Koronawirus dobitnie pokazał jak bardzo współczesny świat nieprzygotowany jest na tego typu zagrożenia. Paradoksalnie jednak obecna pandemia zmieniła nastawienie społeczeństwa do zdalnej opieki lekarskiej. Przygotujcie się więc, bo telediagnostyka staje się faktem.
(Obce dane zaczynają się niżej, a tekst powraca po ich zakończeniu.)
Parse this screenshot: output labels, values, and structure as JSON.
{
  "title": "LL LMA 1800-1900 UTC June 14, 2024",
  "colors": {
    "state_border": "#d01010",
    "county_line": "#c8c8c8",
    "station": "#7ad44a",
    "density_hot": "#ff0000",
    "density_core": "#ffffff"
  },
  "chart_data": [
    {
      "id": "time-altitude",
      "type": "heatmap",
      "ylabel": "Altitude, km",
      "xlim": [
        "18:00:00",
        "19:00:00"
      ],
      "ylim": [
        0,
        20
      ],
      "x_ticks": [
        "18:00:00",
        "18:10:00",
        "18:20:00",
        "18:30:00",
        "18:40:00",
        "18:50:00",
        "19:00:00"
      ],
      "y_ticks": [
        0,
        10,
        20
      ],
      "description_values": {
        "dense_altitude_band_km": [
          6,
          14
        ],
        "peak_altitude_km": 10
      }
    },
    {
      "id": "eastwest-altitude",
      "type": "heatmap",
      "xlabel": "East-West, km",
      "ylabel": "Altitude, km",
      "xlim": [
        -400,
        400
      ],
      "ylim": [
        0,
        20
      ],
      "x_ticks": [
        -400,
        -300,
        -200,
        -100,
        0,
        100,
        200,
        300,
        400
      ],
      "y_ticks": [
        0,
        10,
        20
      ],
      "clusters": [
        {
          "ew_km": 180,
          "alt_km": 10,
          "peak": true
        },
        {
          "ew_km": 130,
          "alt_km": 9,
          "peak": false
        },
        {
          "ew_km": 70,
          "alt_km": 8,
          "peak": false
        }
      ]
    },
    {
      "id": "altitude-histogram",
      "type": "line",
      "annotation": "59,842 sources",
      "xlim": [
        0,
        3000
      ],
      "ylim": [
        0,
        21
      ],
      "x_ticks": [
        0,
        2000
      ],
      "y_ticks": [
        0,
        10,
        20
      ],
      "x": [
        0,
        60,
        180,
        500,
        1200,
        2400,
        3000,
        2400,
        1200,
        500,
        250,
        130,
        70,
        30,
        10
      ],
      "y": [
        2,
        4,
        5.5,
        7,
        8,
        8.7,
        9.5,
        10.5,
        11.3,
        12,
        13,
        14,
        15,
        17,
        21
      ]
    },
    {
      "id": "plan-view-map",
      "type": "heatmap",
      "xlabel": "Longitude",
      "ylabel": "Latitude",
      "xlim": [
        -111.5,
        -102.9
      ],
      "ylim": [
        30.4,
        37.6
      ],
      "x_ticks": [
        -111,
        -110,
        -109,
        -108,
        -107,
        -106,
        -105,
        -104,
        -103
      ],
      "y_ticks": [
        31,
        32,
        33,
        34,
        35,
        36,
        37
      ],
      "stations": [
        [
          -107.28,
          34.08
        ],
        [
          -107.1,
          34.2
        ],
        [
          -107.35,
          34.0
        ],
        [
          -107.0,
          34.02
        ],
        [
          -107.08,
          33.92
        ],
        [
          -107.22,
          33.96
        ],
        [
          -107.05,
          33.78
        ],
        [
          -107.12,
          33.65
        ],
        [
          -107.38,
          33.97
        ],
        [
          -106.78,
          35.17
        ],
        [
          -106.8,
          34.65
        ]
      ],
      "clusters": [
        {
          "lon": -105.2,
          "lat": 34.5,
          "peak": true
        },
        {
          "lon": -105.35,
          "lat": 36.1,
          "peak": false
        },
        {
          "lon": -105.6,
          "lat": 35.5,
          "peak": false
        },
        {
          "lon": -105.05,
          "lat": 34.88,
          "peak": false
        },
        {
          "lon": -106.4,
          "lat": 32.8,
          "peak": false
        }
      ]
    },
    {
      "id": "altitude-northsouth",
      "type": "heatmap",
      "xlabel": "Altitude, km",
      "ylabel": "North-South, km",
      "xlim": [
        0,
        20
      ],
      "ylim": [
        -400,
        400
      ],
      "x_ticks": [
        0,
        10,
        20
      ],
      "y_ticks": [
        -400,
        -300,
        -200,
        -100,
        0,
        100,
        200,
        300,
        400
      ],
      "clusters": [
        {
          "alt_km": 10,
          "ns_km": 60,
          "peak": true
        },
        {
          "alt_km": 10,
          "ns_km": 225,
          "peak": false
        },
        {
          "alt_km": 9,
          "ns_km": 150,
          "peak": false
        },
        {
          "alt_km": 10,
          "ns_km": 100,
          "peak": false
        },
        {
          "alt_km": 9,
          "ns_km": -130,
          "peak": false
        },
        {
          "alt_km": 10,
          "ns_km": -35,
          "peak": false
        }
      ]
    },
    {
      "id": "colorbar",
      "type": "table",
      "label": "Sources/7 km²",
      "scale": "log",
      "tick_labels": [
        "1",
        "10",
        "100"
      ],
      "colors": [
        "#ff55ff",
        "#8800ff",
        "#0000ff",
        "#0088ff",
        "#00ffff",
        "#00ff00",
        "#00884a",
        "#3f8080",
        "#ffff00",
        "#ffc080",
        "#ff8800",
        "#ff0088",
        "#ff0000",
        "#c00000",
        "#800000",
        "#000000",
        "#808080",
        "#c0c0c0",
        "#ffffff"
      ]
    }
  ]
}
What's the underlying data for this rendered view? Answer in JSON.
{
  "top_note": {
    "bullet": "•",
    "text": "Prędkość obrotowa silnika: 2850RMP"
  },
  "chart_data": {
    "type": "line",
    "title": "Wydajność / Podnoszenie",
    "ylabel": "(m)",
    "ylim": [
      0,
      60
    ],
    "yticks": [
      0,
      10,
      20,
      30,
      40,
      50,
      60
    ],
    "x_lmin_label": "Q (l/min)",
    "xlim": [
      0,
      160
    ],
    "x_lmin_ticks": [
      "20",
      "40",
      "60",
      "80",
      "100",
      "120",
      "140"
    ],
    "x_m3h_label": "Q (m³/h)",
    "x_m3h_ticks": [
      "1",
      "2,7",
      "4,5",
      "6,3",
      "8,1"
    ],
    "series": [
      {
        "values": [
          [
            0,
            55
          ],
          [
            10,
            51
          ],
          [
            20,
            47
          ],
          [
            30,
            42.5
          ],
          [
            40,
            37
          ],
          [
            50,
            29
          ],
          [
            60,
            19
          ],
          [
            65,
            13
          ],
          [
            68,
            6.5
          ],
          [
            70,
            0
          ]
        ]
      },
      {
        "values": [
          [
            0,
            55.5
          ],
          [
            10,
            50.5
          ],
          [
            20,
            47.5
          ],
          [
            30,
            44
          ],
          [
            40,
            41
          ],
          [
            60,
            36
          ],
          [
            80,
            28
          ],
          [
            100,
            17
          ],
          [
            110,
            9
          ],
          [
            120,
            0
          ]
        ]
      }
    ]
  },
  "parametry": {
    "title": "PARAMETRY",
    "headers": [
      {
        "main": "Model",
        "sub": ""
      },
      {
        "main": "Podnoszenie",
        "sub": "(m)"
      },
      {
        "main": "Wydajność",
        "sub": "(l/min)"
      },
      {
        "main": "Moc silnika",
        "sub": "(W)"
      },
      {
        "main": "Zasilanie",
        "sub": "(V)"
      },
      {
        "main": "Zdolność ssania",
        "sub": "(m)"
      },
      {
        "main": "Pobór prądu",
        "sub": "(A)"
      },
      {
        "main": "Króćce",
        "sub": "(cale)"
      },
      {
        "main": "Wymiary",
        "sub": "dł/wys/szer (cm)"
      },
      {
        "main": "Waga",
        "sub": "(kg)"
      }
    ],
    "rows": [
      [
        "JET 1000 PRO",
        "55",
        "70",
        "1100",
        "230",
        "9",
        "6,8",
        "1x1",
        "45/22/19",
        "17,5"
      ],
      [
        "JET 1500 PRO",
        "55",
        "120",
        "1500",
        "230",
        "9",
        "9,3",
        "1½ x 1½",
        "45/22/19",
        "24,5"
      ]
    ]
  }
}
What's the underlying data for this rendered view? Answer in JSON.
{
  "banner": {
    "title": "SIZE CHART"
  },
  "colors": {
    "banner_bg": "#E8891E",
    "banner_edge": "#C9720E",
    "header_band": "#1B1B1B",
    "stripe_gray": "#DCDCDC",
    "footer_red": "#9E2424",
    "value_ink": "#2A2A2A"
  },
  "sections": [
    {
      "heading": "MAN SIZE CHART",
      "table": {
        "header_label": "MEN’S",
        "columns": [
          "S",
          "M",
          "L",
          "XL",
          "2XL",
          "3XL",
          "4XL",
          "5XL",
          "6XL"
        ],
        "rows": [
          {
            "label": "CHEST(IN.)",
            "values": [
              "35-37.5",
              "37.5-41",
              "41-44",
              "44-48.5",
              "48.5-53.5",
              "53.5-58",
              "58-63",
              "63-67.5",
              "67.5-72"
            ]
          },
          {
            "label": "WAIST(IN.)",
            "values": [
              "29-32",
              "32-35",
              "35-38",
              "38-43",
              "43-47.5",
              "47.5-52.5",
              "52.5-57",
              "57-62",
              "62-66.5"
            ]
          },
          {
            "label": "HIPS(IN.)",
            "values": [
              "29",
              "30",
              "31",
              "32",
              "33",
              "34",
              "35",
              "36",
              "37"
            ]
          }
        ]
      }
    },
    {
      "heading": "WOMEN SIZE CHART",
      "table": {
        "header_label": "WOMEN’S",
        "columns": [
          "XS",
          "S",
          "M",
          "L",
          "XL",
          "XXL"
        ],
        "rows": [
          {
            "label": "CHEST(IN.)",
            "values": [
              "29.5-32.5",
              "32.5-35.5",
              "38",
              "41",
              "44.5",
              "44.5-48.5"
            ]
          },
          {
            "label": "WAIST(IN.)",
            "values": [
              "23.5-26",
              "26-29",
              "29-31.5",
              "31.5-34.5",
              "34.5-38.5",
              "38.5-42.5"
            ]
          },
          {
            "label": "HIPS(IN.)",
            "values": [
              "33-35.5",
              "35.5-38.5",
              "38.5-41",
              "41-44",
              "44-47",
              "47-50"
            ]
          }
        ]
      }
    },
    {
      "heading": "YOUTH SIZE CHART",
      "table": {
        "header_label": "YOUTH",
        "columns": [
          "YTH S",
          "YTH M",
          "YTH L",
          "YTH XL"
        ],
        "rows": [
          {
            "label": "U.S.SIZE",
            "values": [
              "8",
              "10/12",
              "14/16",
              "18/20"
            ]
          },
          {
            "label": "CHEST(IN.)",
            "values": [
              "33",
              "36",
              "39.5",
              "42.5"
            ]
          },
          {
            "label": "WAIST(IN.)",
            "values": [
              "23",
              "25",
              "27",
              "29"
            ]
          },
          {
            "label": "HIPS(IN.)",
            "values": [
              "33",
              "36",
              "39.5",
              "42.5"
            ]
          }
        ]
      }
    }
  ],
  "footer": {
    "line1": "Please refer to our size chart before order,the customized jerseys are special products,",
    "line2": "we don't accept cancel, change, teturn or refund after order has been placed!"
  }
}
Nauczyć się żyć z koronawirusem
Koronawirus niemal zatrzymał nasz świat. Zamykane są firmy, uszczelniane granice, a organizatorzy imprez masowych hurtowo je odwołują. I tak w tym roku nie odbędą się już na przykład mistrzostwa Europy w piłce nożnej – Euro 2020 ani też targi E3 2020, na które czekali wszyscy miłośnicy elektronicznej rozrywki. No ale trudno się temu dziwić, skoro z obawy przed dalszym rozprzestrzenianiem się koronawirusa SARS-CoV-2, który zbiera już pokaźne śmiertelne żniwo, ludzie sami potrafili pozamykać się w domach ograniczając do minimum ewentualne kontakty "twarzą w twarz".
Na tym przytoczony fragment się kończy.